The Andalusian Black cattle breed has suffered a population decline due to factors like mechanization and foreign breed introduction. Initiatives such as the 2004 formation of the Association of Breeders of the Andalusian Black Cattle Breed and 2012 endangered status designation have boosted registrations. Nevertheless, the current population remains significantly reduced, and is influenced by foreign breeds and crossbreeding. Breeding practices indicate a decline in bulls and an increase in cows, potentially impacting genetic diversity. Selection trends favor cows over bulls, contributing to a high inbreeding coefficient (F). While the Genetic Conservation Index (GCI) has improved, it remains lower than for other breeds. Genetic diversity is imbalanced among founders, posing a risk of a bottleneck. Analysis at different levels reveals low-to-moderate inbreeding and differentiation. Genetic distances suggest some geographic influence, with provinces showing minimal differentiation.

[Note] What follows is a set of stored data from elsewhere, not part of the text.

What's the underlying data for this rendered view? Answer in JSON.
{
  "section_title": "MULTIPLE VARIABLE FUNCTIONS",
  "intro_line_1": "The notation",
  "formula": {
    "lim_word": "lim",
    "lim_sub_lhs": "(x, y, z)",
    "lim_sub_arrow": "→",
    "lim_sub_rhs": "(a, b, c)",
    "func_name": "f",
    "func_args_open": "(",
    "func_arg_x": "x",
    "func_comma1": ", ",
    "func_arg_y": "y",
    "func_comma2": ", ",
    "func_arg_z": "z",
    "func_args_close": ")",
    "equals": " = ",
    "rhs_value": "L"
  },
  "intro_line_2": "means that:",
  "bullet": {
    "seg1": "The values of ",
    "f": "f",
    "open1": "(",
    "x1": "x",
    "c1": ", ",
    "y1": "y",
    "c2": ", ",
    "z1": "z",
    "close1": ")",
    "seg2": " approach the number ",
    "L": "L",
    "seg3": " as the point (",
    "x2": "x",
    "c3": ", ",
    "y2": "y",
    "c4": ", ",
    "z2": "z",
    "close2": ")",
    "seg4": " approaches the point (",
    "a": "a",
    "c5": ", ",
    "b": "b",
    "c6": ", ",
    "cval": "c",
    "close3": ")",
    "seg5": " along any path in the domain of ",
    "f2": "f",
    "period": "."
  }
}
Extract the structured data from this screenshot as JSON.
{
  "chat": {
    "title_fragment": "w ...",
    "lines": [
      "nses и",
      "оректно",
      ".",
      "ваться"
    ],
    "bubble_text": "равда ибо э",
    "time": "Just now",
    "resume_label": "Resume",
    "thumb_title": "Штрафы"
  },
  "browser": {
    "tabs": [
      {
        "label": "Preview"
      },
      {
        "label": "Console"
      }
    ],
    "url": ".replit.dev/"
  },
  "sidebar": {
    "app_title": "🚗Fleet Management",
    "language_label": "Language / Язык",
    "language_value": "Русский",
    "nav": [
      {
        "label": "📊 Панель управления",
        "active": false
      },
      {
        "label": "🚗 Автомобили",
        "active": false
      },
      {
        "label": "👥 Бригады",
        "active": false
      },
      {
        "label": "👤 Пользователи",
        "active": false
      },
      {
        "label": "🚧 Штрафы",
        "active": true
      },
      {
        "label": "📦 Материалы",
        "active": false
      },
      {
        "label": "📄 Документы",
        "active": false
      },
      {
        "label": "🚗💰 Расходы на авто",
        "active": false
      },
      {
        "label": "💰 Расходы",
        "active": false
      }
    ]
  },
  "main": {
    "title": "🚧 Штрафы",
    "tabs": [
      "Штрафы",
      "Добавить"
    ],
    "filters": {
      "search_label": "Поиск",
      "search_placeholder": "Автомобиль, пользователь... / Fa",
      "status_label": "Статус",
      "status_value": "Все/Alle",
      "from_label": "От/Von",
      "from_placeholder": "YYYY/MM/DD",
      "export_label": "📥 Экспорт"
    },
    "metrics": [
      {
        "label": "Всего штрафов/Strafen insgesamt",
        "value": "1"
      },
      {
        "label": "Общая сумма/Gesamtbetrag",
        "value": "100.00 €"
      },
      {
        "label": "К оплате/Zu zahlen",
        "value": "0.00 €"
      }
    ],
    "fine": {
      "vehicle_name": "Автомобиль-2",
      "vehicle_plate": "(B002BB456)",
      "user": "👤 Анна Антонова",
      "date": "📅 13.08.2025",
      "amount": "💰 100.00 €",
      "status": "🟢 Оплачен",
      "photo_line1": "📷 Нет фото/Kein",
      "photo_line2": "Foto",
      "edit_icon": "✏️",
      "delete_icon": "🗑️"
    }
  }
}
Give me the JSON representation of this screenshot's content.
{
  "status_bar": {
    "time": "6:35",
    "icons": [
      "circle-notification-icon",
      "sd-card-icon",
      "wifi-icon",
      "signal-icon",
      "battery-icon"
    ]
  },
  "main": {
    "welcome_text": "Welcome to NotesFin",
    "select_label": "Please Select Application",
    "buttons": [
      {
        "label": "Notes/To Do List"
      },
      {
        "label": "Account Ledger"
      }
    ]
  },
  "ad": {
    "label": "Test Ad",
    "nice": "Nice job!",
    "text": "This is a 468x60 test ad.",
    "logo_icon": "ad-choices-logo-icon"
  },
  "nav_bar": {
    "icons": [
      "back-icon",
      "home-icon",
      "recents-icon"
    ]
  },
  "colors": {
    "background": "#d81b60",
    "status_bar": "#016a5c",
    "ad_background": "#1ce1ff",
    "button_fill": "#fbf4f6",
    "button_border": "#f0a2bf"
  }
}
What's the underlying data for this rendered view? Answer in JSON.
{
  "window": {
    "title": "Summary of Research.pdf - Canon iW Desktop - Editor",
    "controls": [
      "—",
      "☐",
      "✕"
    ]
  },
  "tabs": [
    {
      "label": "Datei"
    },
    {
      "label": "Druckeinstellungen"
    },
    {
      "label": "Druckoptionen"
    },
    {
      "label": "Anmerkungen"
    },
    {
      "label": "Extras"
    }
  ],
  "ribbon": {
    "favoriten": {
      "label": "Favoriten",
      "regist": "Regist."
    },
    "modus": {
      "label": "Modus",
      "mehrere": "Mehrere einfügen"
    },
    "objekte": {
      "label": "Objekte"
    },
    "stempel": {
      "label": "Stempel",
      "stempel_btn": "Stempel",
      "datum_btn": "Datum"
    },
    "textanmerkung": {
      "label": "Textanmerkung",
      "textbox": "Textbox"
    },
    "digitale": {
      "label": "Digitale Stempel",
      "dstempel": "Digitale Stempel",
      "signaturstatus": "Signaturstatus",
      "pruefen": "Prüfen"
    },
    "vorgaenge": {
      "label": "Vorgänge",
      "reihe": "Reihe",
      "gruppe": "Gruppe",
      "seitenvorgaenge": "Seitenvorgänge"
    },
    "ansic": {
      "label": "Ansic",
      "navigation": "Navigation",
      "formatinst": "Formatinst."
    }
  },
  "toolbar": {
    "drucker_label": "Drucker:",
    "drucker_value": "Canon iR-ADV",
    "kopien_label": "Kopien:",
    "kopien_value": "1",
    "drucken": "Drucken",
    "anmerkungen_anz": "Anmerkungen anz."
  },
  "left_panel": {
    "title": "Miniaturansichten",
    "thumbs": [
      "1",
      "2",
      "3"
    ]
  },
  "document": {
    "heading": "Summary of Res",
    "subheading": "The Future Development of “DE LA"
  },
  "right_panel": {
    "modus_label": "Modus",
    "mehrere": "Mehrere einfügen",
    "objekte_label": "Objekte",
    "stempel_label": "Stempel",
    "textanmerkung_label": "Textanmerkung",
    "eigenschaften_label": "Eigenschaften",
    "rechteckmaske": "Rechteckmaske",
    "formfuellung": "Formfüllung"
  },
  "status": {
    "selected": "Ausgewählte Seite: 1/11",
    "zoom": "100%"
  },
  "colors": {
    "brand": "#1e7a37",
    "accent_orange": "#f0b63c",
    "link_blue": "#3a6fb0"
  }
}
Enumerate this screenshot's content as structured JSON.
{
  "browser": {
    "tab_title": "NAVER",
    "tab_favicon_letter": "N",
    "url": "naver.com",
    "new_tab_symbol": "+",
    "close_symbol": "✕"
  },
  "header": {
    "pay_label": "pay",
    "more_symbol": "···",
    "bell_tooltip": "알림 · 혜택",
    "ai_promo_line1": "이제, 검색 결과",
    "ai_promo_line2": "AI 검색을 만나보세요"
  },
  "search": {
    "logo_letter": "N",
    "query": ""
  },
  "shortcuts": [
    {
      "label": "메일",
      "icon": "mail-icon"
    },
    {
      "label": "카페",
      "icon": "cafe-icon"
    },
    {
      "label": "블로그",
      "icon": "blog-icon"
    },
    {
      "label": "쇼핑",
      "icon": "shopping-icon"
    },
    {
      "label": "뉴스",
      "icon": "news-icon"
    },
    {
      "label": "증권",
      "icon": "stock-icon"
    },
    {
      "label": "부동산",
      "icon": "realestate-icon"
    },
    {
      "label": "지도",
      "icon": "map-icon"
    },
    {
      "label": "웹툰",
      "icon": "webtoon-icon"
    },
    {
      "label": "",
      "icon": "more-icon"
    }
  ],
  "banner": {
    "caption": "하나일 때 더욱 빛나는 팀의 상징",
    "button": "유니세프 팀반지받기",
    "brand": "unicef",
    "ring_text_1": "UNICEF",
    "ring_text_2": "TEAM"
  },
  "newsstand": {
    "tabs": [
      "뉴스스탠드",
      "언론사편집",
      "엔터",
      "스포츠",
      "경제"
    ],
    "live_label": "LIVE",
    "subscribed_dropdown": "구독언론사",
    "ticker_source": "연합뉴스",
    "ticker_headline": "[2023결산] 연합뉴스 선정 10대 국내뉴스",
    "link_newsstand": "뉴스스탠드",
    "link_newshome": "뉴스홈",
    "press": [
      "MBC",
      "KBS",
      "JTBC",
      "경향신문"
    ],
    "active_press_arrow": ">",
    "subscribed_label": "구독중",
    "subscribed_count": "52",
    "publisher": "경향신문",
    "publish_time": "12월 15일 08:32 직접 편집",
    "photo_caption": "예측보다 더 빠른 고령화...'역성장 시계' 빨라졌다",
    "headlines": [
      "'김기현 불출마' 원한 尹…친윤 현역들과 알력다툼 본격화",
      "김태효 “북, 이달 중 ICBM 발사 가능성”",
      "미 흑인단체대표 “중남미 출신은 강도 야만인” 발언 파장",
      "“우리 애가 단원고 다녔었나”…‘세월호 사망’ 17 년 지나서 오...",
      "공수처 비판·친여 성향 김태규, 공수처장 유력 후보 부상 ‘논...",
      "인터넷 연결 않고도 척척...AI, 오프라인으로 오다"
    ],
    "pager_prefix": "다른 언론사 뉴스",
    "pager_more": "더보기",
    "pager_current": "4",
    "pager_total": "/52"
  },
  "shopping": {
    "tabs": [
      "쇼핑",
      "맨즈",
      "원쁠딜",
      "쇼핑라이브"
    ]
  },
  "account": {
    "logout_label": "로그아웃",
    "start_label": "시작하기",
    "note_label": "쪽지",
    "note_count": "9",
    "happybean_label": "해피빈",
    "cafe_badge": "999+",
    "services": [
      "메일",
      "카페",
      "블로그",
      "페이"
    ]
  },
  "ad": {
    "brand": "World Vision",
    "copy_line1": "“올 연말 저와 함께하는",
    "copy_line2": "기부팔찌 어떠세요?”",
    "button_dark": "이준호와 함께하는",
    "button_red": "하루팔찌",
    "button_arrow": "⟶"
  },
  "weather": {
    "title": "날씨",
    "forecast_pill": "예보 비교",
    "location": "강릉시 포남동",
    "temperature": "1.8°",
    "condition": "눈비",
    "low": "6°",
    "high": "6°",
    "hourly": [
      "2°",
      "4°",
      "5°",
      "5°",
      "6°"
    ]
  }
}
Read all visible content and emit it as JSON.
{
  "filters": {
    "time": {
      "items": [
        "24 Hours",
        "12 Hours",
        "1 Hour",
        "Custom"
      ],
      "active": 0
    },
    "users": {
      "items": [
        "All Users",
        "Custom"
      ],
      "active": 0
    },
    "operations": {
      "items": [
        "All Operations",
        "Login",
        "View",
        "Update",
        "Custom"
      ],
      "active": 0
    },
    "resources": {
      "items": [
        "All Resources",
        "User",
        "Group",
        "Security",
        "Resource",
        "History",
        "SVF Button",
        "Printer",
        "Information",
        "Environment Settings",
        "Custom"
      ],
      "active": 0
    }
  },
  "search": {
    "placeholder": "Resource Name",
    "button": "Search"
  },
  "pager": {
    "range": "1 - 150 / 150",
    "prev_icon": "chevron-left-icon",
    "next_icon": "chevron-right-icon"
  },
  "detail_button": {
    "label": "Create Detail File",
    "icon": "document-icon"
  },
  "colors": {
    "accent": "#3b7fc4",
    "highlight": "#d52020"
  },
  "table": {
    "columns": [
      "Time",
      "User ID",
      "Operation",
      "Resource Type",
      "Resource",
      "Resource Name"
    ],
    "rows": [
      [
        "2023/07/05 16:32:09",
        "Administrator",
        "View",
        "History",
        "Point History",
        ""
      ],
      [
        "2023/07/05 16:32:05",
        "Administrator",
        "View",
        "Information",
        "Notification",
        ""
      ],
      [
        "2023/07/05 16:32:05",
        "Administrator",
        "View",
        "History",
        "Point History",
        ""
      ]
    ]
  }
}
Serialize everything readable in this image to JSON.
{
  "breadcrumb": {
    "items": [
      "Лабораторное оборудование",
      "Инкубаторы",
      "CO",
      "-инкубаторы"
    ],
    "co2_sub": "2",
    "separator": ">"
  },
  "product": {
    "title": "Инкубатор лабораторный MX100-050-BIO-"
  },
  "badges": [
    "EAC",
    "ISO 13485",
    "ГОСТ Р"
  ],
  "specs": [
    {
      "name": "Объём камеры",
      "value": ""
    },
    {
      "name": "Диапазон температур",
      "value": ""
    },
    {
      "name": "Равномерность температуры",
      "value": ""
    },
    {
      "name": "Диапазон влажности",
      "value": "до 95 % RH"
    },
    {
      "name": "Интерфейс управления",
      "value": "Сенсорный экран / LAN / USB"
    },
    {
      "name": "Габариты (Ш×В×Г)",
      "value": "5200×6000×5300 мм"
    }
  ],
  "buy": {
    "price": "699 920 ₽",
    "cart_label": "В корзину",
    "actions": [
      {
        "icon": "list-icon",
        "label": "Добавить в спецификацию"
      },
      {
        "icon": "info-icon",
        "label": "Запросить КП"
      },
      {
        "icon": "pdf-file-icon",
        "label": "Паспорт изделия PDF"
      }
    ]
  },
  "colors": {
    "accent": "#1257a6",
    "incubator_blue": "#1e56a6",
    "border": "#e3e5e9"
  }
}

The municipalities located in the mountains of Aracena may have acted as a reservoir of genes of the populations where diversity was boosted around the end of Eastern and Western Sorian Cañadas Reales. Historical transhumance routes, like the Cañadas Reales, may have connected provinces. Geographic and ecological factors also influence genetic diversity. Challenges include historical bottlenecks, demographic changes, and potential reproductive impacts. Focus should be on maintaining genetic diversity, reducing inbreeding, and addressing demographic shifts. Continued genealogical registration, targeted breeding, and collaboration are crucial. Monitoring and adjusting selection practices for a balanced contribution from both sexes is vital for sustainable diversity.